2 Day Training: Tuesday (10/23) and Wednesday (10/24)
The students of this course are usually intermediate to senior Java web developers who excels at writing Java code but worry about data breaches and online threats. This fast paced all hands-on course will teach you how to write secure J2EE code and stay one step ahead of attackers. Students will learn how to design and architect secure J2EE application. The course will quickly delve into implementation security flaws and some of the best ways to fix them via a series of labs designed around security flaws in a real-life J2EE web application.

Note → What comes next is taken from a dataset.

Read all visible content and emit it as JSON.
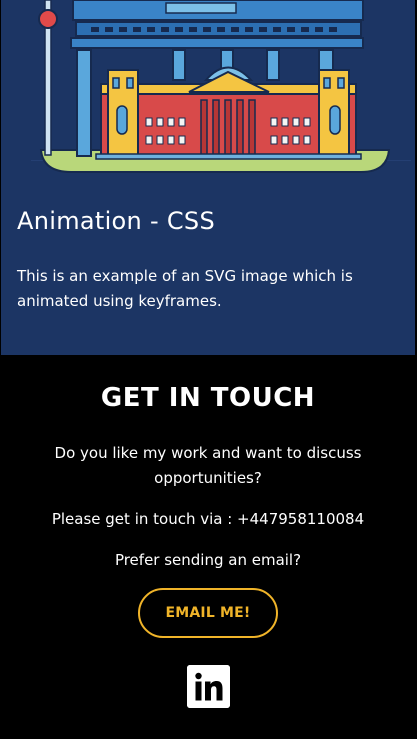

Finally, students will get an introduction to security code review and how they can use open source tools to uncover critical vulnerabilies.
By the end of this course, students will be able to design and architect J2EE web applications with security built-in. In addition, they will learn practical skills on how to uncover and fix critical vulnerabilities in existing J2EE web applications.
Sherif Koussa is the lead developer on WebGoat5.0 and lead instructor at Secure Code Gurus (www.securecodegurus.com). Sherif came to security from a software development, architecture and leadership background.
Working as a Senior Security Information Security for Wells Fargo and Wachovia marked the shift in Sherif’s career to software security in general and secure code review in particular.
Afterwards, Sherif founded Software Secured (www.softwaresecured.com) to help software companies design, develop and deploy secure code. Sherif is currently leading the Static Code Analysis Evaluation Criteria (SATEC) project with the Web Application Security Consortium (WASC). He is also a steering committee member for SANS GSSP-Java and GSSP-NET, a GIAC exam consultant, founder and leader of OWASP Ottawa Chapter.